Irlande: un sauvetage bancaire ruineux…

Les banques irlandaises ont besoin de 24 milliards de plus

jeudi 31 mars 2011

DUBLIN (Reuters) – Les quatre banques irlandaises ont besoin de lever 24 milliards d’euros supplémentaires pour pouvoir résister à d’autres pertes potentielles en cas d’aggravation de la situation économique, a annoncé jeudi la Banque centrale d’Irlande.
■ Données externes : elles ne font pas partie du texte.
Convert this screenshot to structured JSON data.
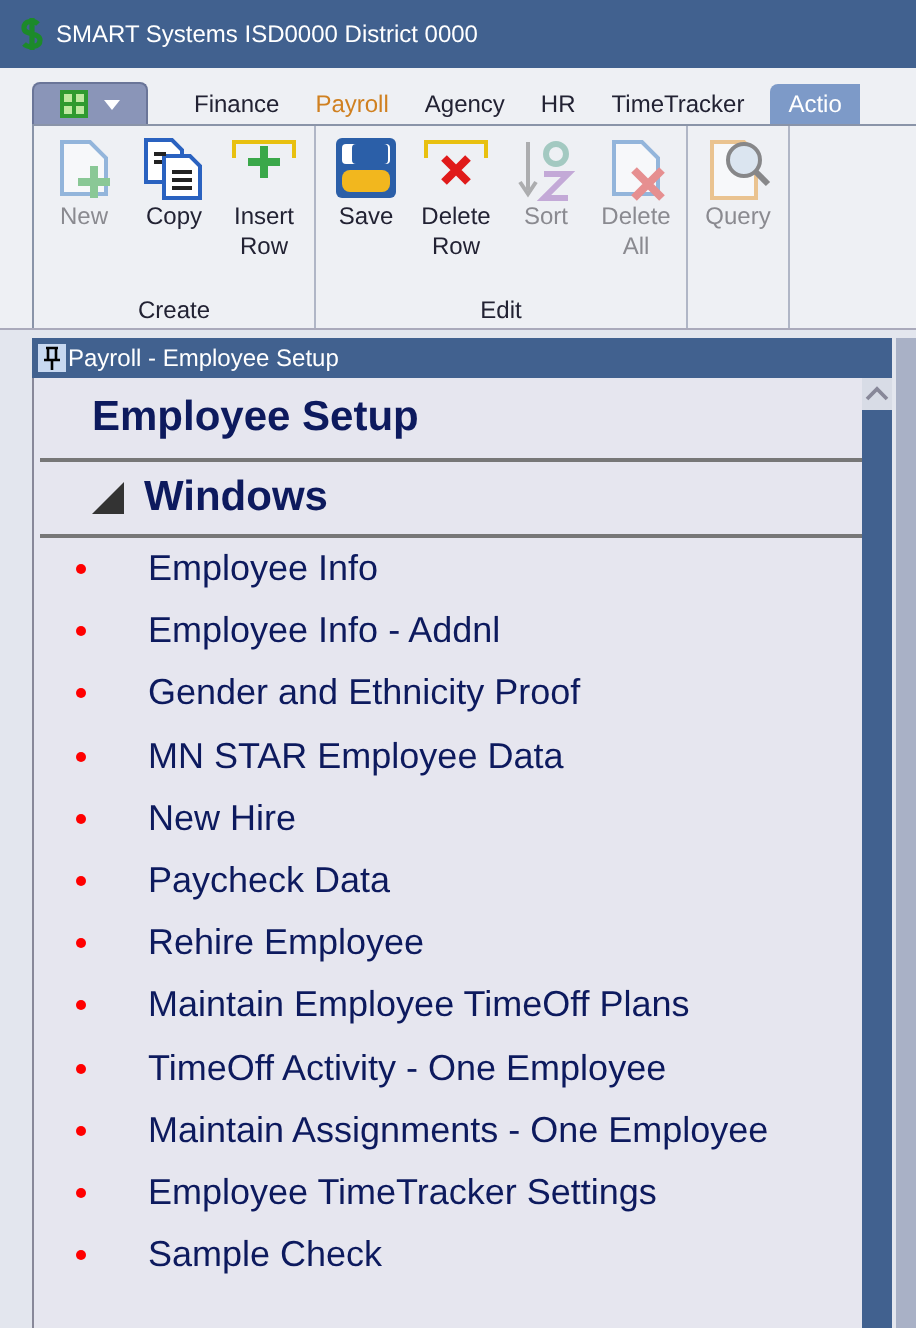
{
  "window": {
    "title": "SMART Systems  ISD0000 District 0000"
  },
  "tabs": [
    {
      "label": "Finance",
      "selected": false,
      "current": false
    },
    {
      "label": "Payroll",
      "selected": false,
      "current": true
    },
    {
      "label": "Agency",
      "selected": false,
      "current": false
    },
    {
      "label": "HR",
      "selected": false,
      "current": false
    },
    {
      "label": "TimeTracker",
      "selected": false,
      "current": false
    },
    {
      "label": "Actio",
      "selected": true,
      "current": false
    }
  ],
  "ribbon_groups": [
    {
      "label": "Create",
      "buttons": [
        {
          "label": "New",
          "kind": "new",
          "disabled": true
        },
        {
          "label": "Copy",
          "kind": "copy",
          "disabled": false
        },
        {
          "label": "Insert Row",
          "kind": "insert",
          "disabled": false
        }
      ]
    },
    {
      "label": "Edit",
      "buttons": [
        {
          "label": "Save",
          "kind": "save",
          "disabled": false
        },
        {
          "label": "Delete Row",
          "kind": "deleterow",
          "disabled": false
        },
        {
          "label": "Sort",
          "kind": "sort",
          "disabled": true
        },
        {
          "label": "Delete All",
          "kind": "deleteall",
          "disabled": true
        }
      ]
    },
    {
      "buttons": [
        {
          "label": "Query",
          "kind": "query",
          "disabled": true
        }
      ]
    }
  ],
  "panel": {
    "title": "Payroll - Employee Setup",
    "heading": "Employee Setup",
    "section": {
      "label": "Windows",
      "expanded": true
    },
    "items": [
      "Employee Info",
      "Employee Info - Addnl",
      "Gender and Ethnicity Proof",
      "MN STAR Employee Data",
      "New Hire",
      "Paycheck Data",
      "Rehire Employee",
      "Maintain Employee TimeOff Plans",
      "TimeOff Activity - One Employee",
      "Maintain Assignments - One Employee",
      "Employee TimeTracker Settings",
      "Sample Check"
    ]
  }
}
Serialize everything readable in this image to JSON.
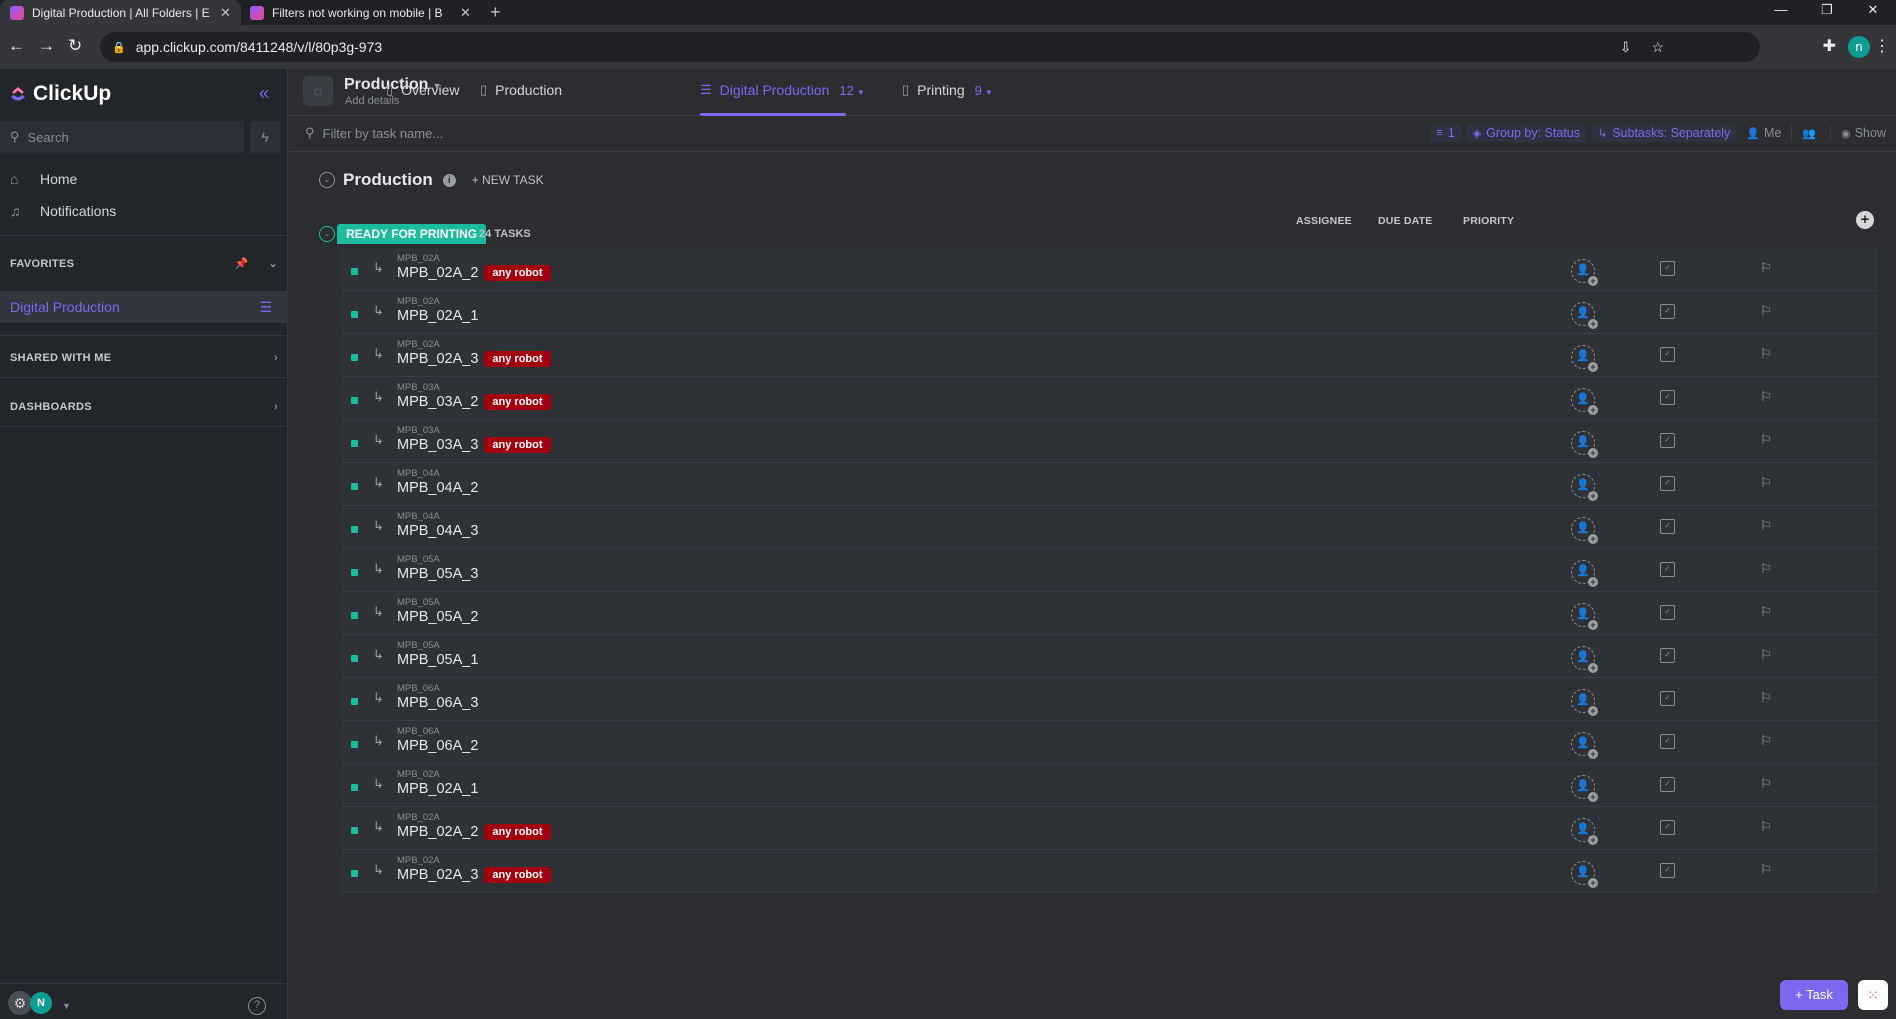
{
  "browser": {
    "tabs": [
      {
        "title": "Digital Production | All Folders | E",
        "close": "✕"
      },
      {
        "title": "Filters not working on mobile | B",
        "close": "✕"
      }
    ],
    "new_tab": "+",
    "url": "app.clickup.com/8411248/v/l/80p3g-973",
    "profile_initial": "n"
  },
  "sidebar": {
    "brand": "ClickUp",
    "search_placeholder": "Search",
    "nav": [
      {
        "label": "Home",
        "icon": "home-icon"
      },
      {
        "label": "Notifications",
        "icon": "bell-icon"
      }
    ],
    "favorites_label": "FAVORITES",
    "favorite_item": "Digital Production",
    "shared_label": "SHARED WITH ME",
    "dashboards_label": "DASHBOARDS",
    "user_initial": "N"
  },
  "header": {
    "space_name": "Production",
    "space_sub": "Add details",
    "views": [
      {
        "label": "Overview",
        "icon": "doc-icon"
      },
      {
        "label": "Production",
        "icon": "doc-icon"
      },
      {
        "label": "Digital Production",
        "icon": "list-icon",
        "count": "12"
      },
      {
        "label": "Printing",
        "icon": "doc-icon",
        "count": "9"
      }
    ]
  },
  "toolbar": {
    "filter_placeholder": "Filter by task name...",
    "filter_count": "1",
    "group_by": "Group by: Status",
    "subtasks": "Subtasks: Separately",
    "me": "Me",
    "show": "Show"
  },
  "list": {
    "title": "Production",
    "new_task": "+ NEW TASK",
    "group": {
      "status": "READY FOR PRINTING",
      "count": "24 TASKS",
      "status_color": "#1abc9c"
    },
    "columns": [
      "ASSIGNEE",
      "DUE DATE",
      "PRIORITY"
    ],
    "tag_color": "#a3000f",
    "rows": [
      {
        "parent": "MPB_02A",
        "name": "MPB_02A_2",
        "tag": "any robot"
      },
      {
        "parent": "MPB_02A",
        "name": "MPB_02A_1",
        "tag": ""
      },
      {
        "parent": "MPB_02A",
        "name": "MPB_02A_3",
        "tag": "any robot"
      },
      {
        "parent": "MPB_03A",
        "name": "MPB_03A_2",
        "tag": "any robot"
      },
      {
        "parent": "MPB_03A",
        "name": "MPB_03A_3",
        "tag": "any robot"
      },
      {
        "parent": "MPB_04A",
        "name": "MPB_04A_2",
        "tag": ""
      },
      {
        "parent": "MPB_04A",
        "name": "MPB_04A_3",
        "tag": ""
      },
      {
        "parent": "MPB_05A",
        "name": "MPB_05A_3",
        "tag": ""
      },
      {
        "parent": "MPB_05A",
        "name": "MPB_05A_2",
        "tag": ""
      },
      {
        "parent": "MPB_05A",
        "name": "MPB_05A_1",
        "tag": ""
      },
      {
        "parent": "MPB_06A",
        "name": "MPB_06A_3",
        "tag": ""
      },
      {
        "parent": "MPB_06A",
        "name": "MPB_06A_2",
        "tag": ""
      },
      {
        "parent": "MPB_02A",
        "name": "MPB_02A_1",
        "tag": ""
      },
      {
        "parent": "MPB_02A",
        "name": "MPB_02A_2",
        "tag": "any robot"
      },
      {
        "parent": "MPB_02A",
        "name": "MPB_02A_3",
        "tag": "any robot"
      }
    ]
  },
  "fab": {
    "task_label": "+ Task"
  }
}
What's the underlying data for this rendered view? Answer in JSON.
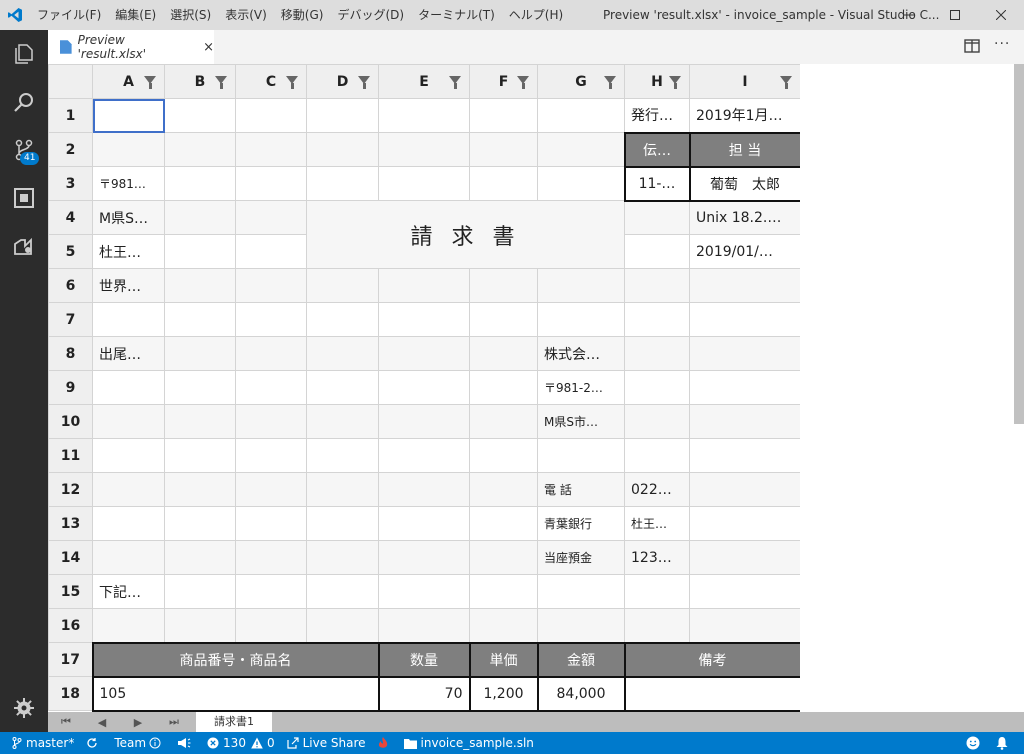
{
  "titlebar": {
    "menu": [
      "ファイル(F)",
      "編集(E)",
      "選択(S)",
      "表示(V)",
      "移動(G)",
      "デバッグ(D)",
      "ターミナル(T)",
      "ヘルプ(H)"
    ],
    "title": "Preview 'result.xlsx' - invoice_sample - Visual Studio C..."
  },
  "activity": {
    "scm_badge": "41"
  },
  "tab": {
    "label": "Preview 'result.xlsx'",
    "close": "×"
  },
  "sheet": {
    "columns": [
      "A",
      "B",
      "C",
      "D",
      "E",
      "F",
      "G",
      "H",
      "I"
    ],
    "rows": [
      "1",
      "2",
      "3",
      "4",
      "5",
      "6",
      "7",
      "8",
      "9",
      "10",
      "11",
      "12",
      "13",
      "14",
      "15",
      "16",
      "17",
      "18"
    ],
    "cells": {
      "H1": "発行…",
      "I1": "2019年1月…",
      "H2": "伝…",
      "I2": "担 当",
      "A3": "〒981…",
      "H3": "11-…",
      "I3": "葡萄　太郎",
      "A4": "M県S…",
      "D4": "請 求 書",
      "I4": "Unix 18.2.…",
      "A5": "杜王…",
      "I5": "2019/01/…",
      "A6": "世界…",
      "A8": "出尾…",
      "G8": "株式会…",
      "G9": "〒981-2…",
      "G10": "M県S市…",
      "G12": "電 話",
      "H12": "022…",
      "G13": "青葉銀行",
      "H13": "杜王…",
      "G14": "当座預金",
      "H14": "123…",
      "A15": "下記…",
      "A17": "商品番号・商品名",
      "E17": "数量",
      "F17": "単価",
      "G17": "金額",
      "H17": "備考",
      "A18": "105",
      "E18": "70",
      "F18": "1,200",
      "G18": "84,000"
    },
    "sheet_tab": "請求書1"
  },
  "statusbar": {
    "branch": "master*",
    "team": "Team",
    "errors": "130",
    "warnings": "0",
    "live_share": "Live Share",
    "solution": "invoice_sample.sln"
  },
  "colors": {
    "accent": "#007acc",
    "header_fill": "#7f7f7f"
  }
}
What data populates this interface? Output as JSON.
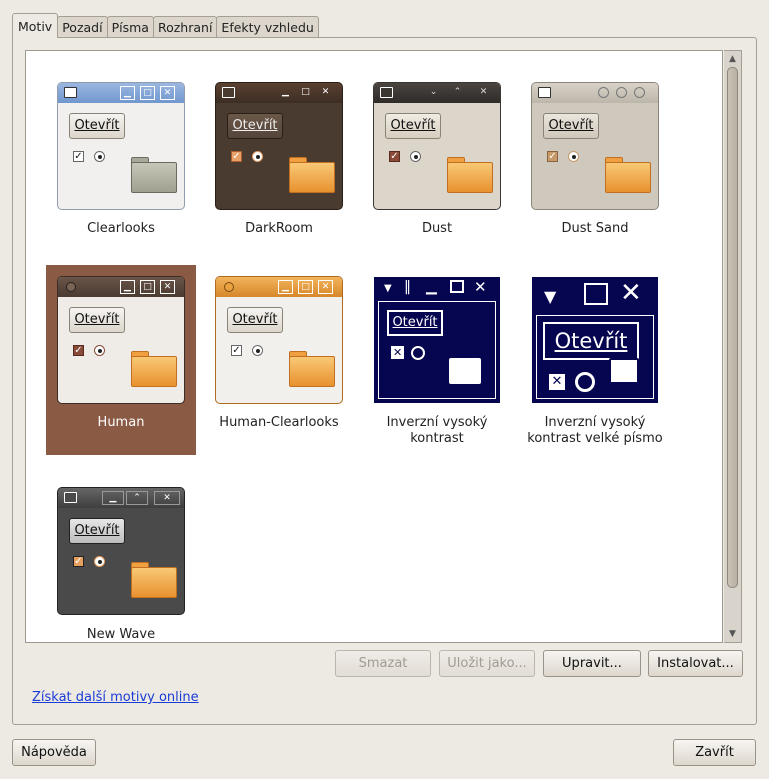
{
  "tabs": [
    {
      "label": "Motiv",
      "active": true
    },
    {
      "label": "Pozadí"
    },
    {
      "label": "Písma"
    },
    {
      "label": "Rozhraní"
    },
    {
      "label": "Efekty vzhledu"
    }
  ],
  "preview_button_label": "Otevřít",
  "themes": [
    {
      "name": "Clearlooks"
    },
    {
      "name": "DarkRoom"
    },
    {
      "name": "Dust"
    },
    {
      "name": "Dust Sand"
    },
    {
      "name": "Human",
      "selected": true
    },
    {
      "name": "Human-Clearlooks"
    },
    {
      "name": "Inverzní vysoký kontrast"
    },
    {
      "name": "Inverzní vysoký kontrast velké písmo"
    },
    {
      "name": "New Wave"
    }
  ],
  "actions": {
    "delete": "Smazat",
    "save_as": "Uložit jako...",
    "edit": "Upravit...",
    "install": "Instalovat..."
  },
  "online_link": "Získat další motivy online",
  "footer": {
    "help": "Nápověda",
    "close": "Zavřít"
  },
  "colors": {
    "selection": "#8a5a44",
    "link": "#1a3cd6",
    "human_orange": "#e8912f",
    "high_contrast_bg": "#050550"
  }
}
Publiant les résultats des « tests de résistance » qu’elle a fait passer aux établissements, la Banque d’Irlande a précisé qu’elle avait travaillé sur un ratio core Tier 1 – principale mesure de solvabilité des banques – d’au moins 6%.

Elle a toutefois ajouté que les banques ne devaient pas se lancer dans un mouvement frénétique de ventes d’actifs pour lever les fonds requis.

Portugal: de mal en pis

Le déficit du Portugal a atteint 8,6% du PIB en 2010

jeudi 31 mars 2011

LISBONNE (Reuters) – Le déficit budgétaire du Portugal est ressorti à 8,6% du produit intérieur brut en 2010, alors que le gouvernement visait 7,3%, a annoncé jeudi l’institut national de la statistique (INE) portugais.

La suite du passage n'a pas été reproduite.